February 15, 2012
Chrissy Crowley is a fiddler on the go

Laura Jean Grant, Cape Breton Post

Busy year ahead as Margaree musician tours
and prepares to record new album

SYDNEY — Chrissy Crowley’s phone has been ringing plenty over the last few weeks and 2012 is shaping up to be a busy year of travel, touring and new tunes for the talented fiddler.

The Margaree native has been keeping pretty busy with local gigs over the winter months, but things will kick into high gear in the next few weeks, with trips to Cuba, the eastern United States, and Europe in the works for the spring and summer.

She’ll do two tours to the eastern U.S. over the summer, sharing the bill at various points with Darren McMullen, Colin Grant, Sprag Session, and Rachel Davis. She’s also set to perform at BBC’s World of Music Arts and Dance Festival in England with Cape Breton bagpiper Kenneth MacKenzie; at the Festival Interceltique in Lorient, in Brittany, France; and at a high-profile event in Ireland in June.

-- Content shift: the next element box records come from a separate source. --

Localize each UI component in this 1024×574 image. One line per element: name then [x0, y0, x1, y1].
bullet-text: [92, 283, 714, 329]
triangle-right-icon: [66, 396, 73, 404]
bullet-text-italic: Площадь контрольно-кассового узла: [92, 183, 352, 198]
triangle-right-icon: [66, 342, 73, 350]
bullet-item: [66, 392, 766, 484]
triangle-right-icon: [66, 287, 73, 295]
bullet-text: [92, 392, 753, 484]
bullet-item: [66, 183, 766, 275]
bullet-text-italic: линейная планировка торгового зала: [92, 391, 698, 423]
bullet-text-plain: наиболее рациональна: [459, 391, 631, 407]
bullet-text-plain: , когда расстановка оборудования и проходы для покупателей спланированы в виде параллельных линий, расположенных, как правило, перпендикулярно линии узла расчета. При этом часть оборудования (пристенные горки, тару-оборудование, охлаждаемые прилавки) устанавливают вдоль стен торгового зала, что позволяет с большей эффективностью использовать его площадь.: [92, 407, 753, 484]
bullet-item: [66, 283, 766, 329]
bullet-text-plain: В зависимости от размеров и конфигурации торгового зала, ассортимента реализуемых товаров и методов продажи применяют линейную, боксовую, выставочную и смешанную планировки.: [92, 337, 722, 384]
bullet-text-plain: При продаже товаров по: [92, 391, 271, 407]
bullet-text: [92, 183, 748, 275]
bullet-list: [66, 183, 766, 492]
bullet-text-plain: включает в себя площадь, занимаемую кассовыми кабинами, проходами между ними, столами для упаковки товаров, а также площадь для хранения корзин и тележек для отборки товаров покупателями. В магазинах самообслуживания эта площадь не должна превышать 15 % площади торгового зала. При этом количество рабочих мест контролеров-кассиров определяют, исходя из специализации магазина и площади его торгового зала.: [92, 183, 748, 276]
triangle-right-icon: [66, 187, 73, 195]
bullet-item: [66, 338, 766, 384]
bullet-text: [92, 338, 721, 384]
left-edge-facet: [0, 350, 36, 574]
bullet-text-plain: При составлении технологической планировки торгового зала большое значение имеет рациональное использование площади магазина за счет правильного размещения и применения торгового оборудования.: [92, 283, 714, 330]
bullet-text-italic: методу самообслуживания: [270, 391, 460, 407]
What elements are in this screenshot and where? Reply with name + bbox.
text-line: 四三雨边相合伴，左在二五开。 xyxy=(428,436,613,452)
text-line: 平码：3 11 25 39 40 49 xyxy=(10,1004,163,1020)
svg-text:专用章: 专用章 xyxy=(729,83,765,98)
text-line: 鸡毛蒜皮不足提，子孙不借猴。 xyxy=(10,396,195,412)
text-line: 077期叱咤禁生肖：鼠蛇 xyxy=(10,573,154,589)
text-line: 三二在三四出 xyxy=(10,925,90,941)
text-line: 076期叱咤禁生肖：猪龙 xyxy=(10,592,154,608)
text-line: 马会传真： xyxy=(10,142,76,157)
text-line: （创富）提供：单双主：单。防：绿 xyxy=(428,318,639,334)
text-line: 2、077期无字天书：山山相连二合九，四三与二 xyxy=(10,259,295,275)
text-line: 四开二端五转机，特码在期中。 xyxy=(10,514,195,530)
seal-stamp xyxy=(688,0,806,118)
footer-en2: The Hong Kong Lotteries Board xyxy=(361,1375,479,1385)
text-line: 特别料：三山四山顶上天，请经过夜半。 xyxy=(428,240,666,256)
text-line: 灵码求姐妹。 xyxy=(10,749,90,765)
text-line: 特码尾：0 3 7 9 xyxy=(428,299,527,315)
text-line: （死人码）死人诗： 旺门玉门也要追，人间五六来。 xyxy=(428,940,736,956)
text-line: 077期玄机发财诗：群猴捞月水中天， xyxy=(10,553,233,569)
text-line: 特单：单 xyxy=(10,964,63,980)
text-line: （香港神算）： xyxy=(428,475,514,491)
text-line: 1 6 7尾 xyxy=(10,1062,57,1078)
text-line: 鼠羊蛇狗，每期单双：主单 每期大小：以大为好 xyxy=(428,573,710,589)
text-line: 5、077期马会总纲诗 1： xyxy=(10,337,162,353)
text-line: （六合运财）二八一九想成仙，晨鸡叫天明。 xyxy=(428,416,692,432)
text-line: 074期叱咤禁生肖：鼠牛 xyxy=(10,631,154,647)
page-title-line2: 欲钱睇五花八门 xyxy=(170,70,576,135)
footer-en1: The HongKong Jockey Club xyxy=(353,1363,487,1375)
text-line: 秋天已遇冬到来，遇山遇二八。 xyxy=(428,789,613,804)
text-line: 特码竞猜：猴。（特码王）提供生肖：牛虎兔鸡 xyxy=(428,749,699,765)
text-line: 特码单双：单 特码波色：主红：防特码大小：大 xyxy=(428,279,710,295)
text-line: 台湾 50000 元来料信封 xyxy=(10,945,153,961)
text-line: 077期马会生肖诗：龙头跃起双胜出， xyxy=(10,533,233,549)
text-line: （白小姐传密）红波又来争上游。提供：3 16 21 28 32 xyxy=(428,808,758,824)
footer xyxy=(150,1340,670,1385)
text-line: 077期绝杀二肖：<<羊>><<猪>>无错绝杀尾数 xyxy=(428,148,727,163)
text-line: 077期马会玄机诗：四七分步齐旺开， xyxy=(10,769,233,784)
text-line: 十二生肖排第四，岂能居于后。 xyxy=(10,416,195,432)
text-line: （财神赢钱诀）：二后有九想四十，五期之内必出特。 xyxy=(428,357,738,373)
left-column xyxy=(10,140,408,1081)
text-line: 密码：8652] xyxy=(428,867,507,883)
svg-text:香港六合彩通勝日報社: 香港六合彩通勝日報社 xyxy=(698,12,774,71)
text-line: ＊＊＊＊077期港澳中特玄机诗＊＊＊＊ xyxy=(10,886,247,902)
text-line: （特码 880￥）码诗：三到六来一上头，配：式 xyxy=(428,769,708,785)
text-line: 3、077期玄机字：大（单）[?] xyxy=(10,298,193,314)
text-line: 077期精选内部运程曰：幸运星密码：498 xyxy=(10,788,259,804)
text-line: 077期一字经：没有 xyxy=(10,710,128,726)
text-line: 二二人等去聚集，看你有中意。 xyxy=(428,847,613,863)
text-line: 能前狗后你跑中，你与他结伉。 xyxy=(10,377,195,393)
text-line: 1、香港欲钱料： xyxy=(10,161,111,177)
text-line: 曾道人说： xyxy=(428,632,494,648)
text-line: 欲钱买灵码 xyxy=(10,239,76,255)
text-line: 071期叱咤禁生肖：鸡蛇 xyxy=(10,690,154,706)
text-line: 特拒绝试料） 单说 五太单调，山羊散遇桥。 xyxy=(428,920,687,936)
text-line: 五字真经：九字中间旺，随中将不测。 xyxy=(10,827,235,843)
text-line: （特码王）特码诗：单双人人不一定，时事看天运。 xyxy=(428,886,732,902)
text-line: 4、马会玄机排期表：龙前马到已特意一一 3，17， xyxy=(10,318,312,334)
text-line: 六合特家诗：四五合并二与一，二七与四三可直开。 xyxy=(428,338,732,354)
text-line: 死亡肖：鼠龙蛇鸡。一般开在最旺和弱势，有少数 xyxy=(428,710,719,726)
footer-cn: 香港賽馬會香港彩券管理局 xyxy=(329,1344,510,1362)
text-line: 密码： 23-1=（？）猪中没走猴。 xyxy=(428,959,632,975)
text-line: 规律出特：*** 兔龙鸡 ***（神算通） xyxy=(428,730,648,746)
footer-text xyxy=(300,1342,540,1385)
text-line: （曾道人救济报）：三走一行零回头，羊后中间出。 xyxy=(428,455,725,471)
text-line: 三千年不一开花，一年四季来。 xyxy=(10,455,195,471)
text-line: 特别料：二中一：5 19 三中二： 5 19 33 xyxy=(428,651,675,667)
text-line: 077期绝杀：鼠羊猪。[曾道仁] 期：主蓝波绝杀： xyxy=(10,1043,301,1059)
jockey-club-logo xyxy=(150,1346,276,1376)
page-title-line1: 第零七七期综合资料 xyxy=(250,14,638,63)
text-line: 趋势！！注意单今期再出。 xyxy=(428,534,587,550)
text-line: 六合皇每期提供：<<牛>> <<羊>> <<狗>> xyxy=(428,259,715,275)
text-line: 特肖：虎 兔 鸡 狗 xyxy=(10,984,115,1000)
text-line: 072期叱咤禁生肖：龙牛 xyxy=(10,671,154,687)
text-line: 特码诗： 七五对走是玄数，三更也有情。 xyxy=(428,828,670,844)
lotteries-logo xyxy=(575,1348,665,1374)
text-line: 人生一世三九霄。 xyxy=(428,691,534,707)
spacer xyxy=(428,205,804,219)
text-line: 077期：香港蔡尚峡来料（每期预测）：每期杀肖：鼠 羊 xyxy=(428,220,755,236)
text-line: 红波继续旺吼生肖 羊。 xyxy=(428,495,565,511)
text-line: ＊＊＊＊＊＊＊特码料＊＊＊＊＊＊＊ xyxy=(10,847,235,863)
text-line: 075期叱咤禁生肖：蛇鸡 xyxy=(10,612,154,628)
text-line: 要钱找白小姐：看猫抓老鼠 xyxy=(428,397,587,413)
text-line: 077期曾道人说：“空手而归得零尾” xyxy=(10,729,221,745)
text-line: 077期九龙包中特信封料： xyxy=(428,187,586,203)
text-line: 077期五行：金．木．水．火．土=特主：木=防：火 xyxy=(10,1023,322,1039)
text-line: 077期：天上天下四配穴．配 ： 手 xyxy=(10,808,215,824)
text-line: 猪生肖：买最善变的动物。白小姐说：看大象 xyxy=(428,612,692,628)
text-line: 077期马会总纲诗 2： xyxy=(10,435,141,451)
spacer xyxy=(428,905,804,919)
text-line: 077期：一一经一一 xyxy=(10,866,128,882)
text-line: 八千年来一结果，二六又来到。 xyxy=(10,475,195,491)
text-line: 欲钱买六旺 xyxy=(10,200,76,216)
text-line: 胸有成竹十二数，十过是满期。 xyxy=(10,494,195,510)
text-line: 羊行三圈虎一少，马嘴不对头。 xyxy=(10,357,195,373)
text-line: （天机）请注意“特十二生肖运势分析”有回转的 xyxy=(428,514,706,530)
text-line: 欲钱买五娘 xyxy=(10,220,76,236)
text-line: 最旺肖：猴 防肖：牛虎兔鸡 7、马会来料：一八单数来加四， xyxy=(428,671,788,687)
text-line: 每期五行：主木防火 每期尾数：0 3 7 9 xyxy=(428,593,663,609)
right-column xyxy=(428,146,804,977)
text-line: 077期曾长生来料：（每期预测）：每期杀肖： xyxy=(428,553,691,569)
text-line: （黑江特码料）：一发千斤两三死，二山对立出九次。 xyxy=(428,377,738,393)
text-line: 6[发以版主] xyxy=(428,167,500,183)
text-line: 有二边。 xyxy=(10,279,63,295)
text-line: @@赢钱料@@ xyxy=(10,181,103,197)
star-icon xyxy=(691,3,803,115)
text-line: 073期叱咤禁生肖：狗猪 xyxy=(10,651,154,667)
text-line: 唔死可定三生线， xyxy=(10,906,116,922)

“I’ll be doing the North Atlantic Fiddle Convention over in Ireland and that’s really exciting because the Chieftains will be performing and a couple of pretty major Celtic acts so I’m really hoping I’ll get to brush shoulders with them and get to play in front of them maybe,” said Crowley.

But up first in April, is a return performance at CeltFest Cuba in Havana, Cuba, and a trip to Moncton, N.B., for East Coast Music Week, where last year she was nominated for instrumental recording of the year.

Crowley — who plays with Jason Roach on piano, and either Darren McMullen or Ian Hayes on guitar — is also set to return to the recording studio in 2012, to work on a followup to her 2010 album “The Departure,” and her debut, self-titled album, released in 2007.

“We just kinda decided recently that it was time to go back in, so there is no timeline on it. We’re not sure when it’ll be done, if it’s going to take three months or three years, but we are going back in (to the studio),” she said.

Crowley said “The Departure” featured several traditional tracks and a few acoustic contemporary ones, an area she’d like to explore more in her next album.

“There will still be the straight-up traditional ones here and there, but we’d really like to focus on showing the musical creativity a little more and getting to incorporate a couple more genres here and there, all the while maintaining that Celtic acoustic sound So there won’t be drums or bass, but there will be lots of melody instruments like pipes, and fiddle, and flute, and banjo and mandolin and whatever comes to mind,” she explained.

People looking to catch a Crowley show before she hits the road, have several opportunities. Her upcoming performances on the island include Saturday at 9 p.m. at the Cedars Club in Sydney with Colin Grant and Jason Roach, Feb. 23 at 7 p.m. at the Cape Breton Fudge Company on Prince Street in Sydney with Cape Breton singer-songwriter Jason MacDonald, and Feb. 26 at 2 p.m. at a ceilidh at Daniel’s Pub, located on Charlotte Street in Sydney.

Crowley, who now lives in Sydney, said she’s happy to be living in an area where musicians are so supportive of each other and where there are always opportunities for collaboration.

“Sydney has such an incredible music scene, everybody is so giving and everybody just wants to play music with each other, that’s the sum of it all,” she said. “When you’re getting a little bit in the slumps of writing and you feel like your musical creativity is going out the window, all you have to do is go to open mic or a session and just watch everybody else, and it’s just a reminder that there’s a reason why you started doing this in the first place and you feel a little better.”